Adjust marketing and landing pages to reflect services that convert well for first-time callers.
Example
If Cosmetic procedures show low new patient win rates but Veneers show high win rates, the marketing and booking flow for Cosmetic should be reviewed to improve conversion.
What it means
This chart shows the conversion breakdown (Won/Open/Lost) of existing-patient opportunities categorized by appointment/service type.
Why it matters
It highlights which services existing patients are likely to accept and which encounter resistance — useful for retention and recare strategies.
How practices use it
Focus recare campaigns on services with high acceptance among existing patients.
Investigate friction for services with high lost rates (scheduling constraints, pricing, prep requirements).
Reassign staff or tweak follow-up processes for service types with poor conversion for existing patients.
Example
If Recare and Routine Check services show high win rates among existing patients, the practice can scale automated reminders and recare outreach for those services.
A breakdown showing why new patient opportunities were lost (e.g., price concerns, insurance not accepted, lack of availability, patient not ready, etc.).
Understanding the obstacles new patients face helps the practice improve onboarding, scheduling, and marketing messaging.

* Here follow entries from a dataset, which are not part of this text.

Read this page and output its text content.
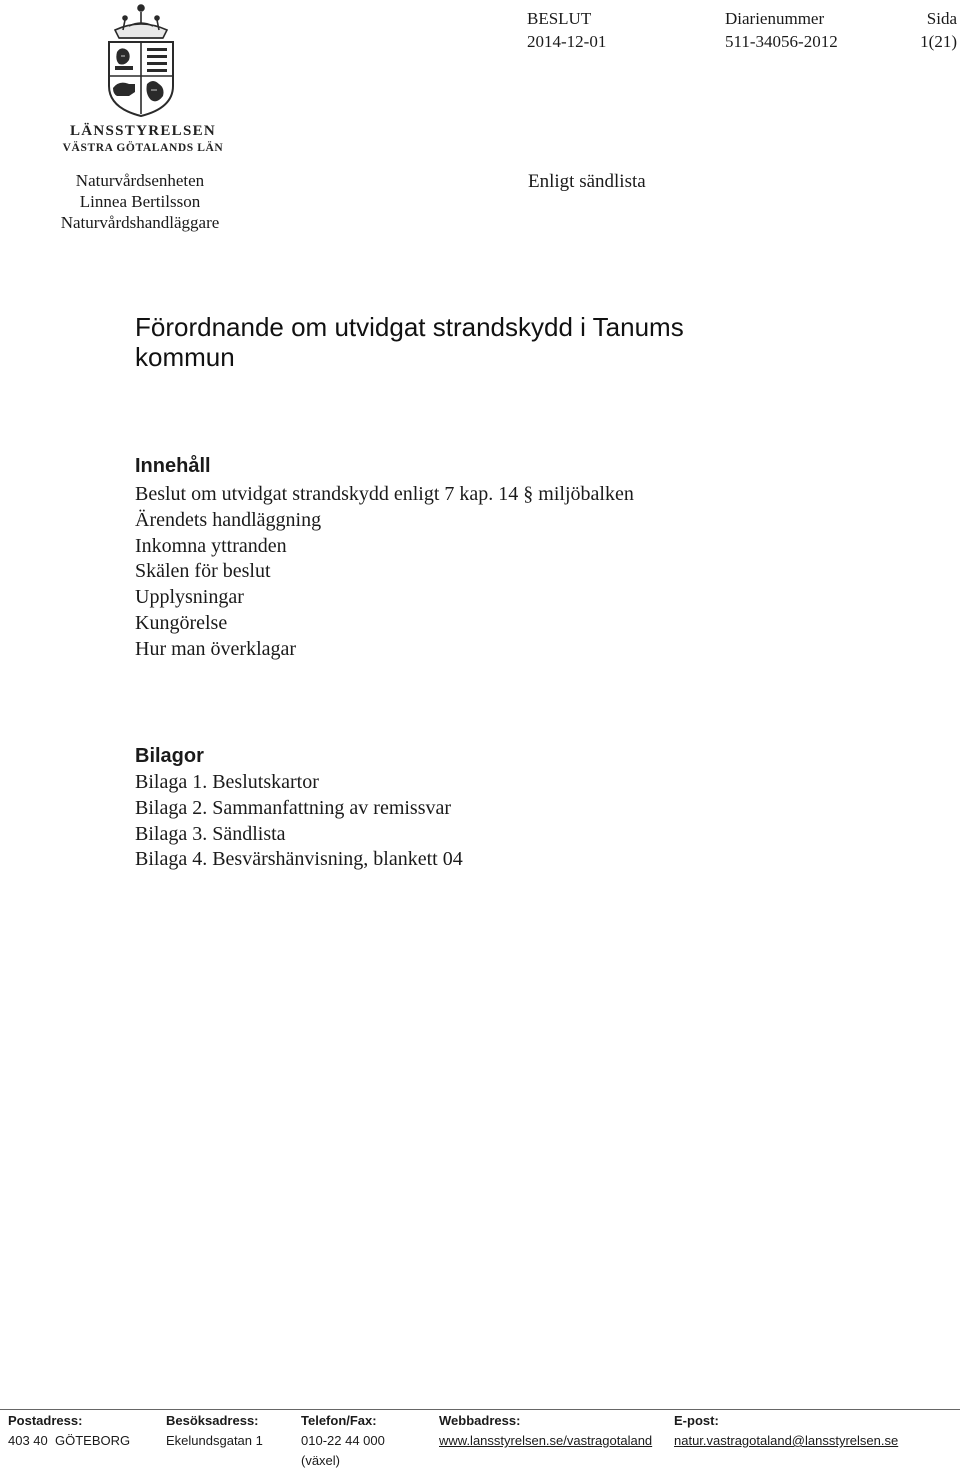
BESLUT
2014-12-01
Diarienummer
511-34056-2012
Sida
1(21)
LÄNSSTYRELSEN
VÄSTRA GÖTALANDS LÄN
Naturvårdsenheten
Linnea Bertilsson
Naturvårdshandläggare
Enligt sändlista
Förordnande om utvidgat strandskydd i Tanums
kommun
Innehåll
Beslut om utvidgat strandskydd enligt 7 kap. 14 § miljöbalken
Ärendets handläggning
Inkomna yttranden
Skälen för beslut
Upplysningar
Kungörelse
Hur man överklagar
Bilagor
Bilaga 1. Beslutskartor
Bilaga 2. Sammanfattning av remissvar
Bilaga 3. Sändlista
Bilaga 4. Besvärshänvisning, blankett 04
Postadress:
403 40  GÖTEBORG
Besöksadress:
Ekelundsgatan 1
Telefon/Fax:
010-22 44 000
(växel)
Webbadress:
www.lansstyrelsen.se/vastragotaland
E-post:
natur.vastragotaland@lansstyrelsen.se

Identify which objections occur most frequently
Improve scripts to address high-impact objections
Refine marketing to match patient expectations
Align availability (e.g., more new-patient slots if lack-of-availability is high)
If 25% of new patient losses are due to “Preferred Slot Not Available” the practice may consider adding blocks for new-patient emergencies.
A breakdown showing why existing patient opportunities were lost (e.g., scheduling conflicts, cost concerns, treatment deferred, missed follow-ups).
Losses here reflect retention risks — existing patients are easier and more cost-effective to convert.
Identify friction points in rescheduling, recare, or treatment acceptance
Redesign follow-up workflows for existing patients
Reduce churn by addressing common objections
If many losses happen because “Call Back Later” the team may adopt a proactive recall or follow-up strategy.